There must be a duplicate being the question very introductory, but I was not able to find it.
We have the following diagram
$$\begin{array}{ccccccccc} 1&\to& H &\to & G &\overset{\pi}{\to} & G/H &\to & 1\\ && \downarrow & & \downarrow f && \downarrow g & & \\ 1&\to& H' &\to & G'& \overset{\pi'}{\to} & G'/H' &\to & 1\\ \end{array}$$
Suppose that
- $f$ is homomorphism
- $H'\triangleleft G'$
- $H=f^{-1}(H')$
- $H\triangleleft G$
- $f$ is surjective
Prove that $g$ is an isomorphism.
Since $g\circ\pi=\pi'\circ f$ and $\pi,\pi',f$ are surjective, then $g$ is surjective.
The problem is with injectivity. (A) From $g(aH)=g(bH)$ I should derive $aH=bH$. Or (B) prove that $\operatorname{ker} g=\{H\}$.

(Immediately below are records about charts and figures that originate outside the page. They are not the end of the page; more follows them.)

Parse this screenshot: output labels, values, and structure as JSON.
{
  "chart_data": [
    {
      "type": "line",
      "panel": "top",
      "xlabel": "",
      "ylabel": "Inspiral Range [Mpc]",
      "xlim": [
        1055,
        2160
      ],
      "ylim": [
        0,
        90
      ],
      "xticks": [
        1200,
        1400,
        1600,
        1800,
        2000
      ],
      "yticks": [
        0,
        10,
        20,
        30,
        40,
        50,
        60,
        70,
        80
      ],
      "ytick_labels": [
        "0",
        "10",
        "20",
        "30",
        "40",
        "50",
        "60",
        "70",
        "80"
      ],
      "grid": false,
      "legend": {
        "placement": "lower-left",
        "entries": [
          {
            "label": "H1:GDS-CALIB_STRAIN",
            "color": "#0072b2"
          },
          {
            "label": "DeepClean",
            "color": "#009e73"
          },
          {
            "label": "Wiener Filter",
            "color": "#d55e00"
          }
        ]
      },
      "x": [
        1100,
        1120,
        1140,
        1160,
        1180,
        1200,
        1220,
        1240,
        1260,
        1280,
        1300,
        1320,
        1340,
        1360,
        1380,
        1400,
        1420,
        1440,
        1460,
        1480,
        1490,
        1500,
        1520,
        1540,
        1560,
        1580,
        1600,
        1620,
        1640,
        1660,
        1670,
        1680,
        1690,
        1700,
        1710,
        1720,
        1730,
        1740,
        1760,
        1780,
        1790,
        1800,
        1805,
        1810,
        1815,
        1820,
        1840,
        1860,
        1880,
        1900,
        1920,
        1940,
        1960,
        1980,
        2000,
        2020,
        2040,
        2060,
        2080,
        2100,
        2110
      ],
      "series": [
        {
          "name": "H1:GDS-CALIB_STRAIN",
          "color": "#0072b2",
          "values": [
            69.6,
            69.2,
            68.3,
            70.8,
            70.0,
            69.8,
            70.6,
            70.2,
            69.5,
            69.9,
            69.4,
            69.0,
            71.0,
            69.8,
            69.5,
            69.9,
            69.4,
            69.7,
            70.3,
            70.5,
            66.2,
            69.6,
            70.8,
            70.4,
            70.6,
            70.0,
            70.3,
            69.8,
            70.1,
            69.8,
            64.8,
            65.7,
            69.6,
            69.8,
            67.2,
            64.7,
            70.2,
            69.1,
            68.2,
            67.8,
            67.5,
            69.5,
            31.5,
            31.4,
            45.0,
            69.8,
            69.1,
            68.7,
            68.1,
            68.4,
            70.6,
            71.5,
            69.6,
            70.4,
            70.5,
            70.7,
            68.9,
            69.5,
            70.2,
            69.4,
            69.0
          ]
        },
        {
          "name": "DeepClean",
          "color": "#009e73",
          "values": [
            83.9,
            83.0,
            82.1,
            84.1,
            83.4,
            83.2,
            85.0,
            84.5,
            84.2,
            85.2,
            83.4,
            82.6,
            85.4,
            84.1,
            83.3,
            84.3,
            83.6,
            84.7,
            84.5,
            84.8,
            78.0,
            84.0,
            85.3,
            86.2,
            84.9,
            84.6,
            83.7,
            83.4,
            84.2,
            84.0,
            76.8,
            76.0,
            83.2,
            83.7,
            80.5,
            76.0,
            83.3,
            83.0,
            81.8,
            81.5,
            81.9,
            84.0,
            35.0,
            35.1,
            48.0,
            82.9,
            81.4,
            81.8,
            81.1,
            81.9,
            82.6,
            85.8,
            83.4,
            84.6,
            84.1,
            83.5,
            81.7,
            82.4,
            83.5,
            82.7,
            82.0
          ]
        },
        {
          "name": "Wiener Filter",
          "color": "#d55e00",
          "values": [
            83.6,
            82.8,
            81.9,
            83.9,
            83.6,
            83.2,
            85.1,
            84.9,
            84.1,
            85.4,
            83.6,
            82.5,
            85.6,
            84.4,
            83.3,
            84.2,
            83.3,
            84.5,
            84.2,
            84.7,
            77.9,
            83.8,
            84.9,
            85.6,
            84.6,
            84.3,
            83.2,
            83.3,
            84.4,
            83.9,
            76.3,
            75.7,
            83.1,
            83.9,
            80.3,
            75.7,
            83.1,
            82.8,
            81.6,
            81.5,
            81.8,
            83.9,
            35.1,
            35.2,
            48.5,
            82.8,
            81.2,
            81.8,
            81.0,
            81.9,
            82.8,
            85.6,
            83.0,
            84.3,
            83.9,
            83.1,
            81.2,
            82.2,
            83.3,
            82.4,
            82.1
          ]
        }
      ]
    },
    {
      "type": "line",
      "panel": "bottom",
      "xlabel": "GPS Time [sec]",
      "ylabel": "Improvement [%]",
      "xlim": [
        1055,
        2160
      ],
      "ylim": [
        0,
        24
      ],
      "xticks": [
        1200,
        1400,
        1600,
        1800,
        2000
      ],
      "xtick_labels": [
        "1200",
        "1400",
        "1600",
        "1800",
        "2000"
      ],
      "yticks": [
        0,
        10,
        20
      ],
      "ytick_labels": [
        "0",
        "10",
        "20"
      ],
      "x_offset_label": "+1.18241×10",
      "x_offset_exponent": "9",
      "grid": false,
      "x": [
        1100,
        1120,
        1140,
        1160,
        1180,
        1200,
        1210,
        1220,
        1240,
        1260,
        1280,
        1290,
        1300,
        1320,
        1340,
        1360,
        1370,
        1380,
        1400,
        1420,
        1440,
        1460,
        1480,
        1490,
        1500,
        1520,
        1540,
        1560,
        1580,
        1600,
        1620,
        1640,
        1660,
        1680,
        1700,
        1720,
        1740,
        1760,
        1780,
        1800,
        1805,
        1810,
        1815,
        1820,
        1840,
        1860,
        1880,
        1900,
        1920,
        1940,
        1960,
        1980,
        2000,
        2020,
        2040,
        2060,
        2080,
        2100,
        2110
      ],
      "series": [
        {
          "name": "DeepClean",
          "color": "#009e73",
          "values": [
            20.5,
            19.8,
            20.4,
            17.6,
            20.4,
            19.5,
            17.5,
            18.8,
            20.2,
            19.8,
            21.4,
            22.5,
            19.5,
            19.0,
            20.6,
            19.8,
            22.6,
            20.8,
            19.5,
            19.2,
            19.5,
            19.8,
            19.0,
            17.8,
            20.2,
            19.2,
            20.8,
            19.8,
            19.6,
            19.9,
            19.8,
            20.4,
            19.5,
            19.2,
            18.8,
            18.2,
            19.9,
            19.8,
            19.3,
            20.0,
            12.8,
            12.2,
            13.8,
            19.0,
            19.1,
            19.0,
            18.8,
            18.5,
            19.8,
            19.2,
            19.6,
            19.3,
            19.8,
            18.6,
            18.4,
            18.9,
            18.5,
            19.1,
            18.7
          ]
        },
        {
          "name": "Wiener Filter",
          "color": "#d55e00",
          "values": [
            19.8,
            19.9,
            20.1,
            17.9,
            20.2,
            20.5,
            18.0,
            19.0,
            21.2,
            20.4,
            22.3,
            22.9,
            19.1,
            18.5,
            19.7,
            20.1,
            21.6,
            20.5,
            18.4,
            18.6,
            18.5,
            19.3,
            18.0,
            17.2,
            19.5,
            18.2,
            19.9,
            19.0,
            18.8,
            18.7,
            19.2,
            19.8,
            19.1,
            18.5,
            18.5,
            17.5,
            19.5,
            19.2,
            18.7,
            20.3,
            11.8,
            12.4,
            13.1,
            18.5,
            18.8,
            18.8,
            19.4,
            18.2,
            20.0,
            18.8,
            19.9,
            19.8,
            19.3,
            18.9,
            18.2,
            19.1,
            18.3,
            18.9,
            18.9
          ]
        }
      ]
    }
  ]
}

(A) Working backwards I get $$ aH=bH \iff a^{-1}b\in H \iff f(a^{-1}b)\in H'\\ \iff (f(a))^{-1}f(b)\in H' \iff f(a)H'=f(b)H' $$
Now, if $g(aH)=g(bH)$ how do I get $f(a)H'=f(b)H'$?
Method (B) would probably be nicer, but no idea how to start.
To prove directly that $\DeclareMathOperator\Ker{Ker}\Ker g$ is trivial, note that \begin{align} \pi^{-1}\Ker g &=\Ker(g\circ\pi)\\ &=\Ker(\pi'\circ f)\\ &=f^{-1}\Ker\pi'\\ &=f^{-1}H'\\ &=H \end{align} Since $\pi$ is surjective, we get $\Ker g=\pi[\pi^{-1}\Ker g]=\pi[H]=\{1\}$.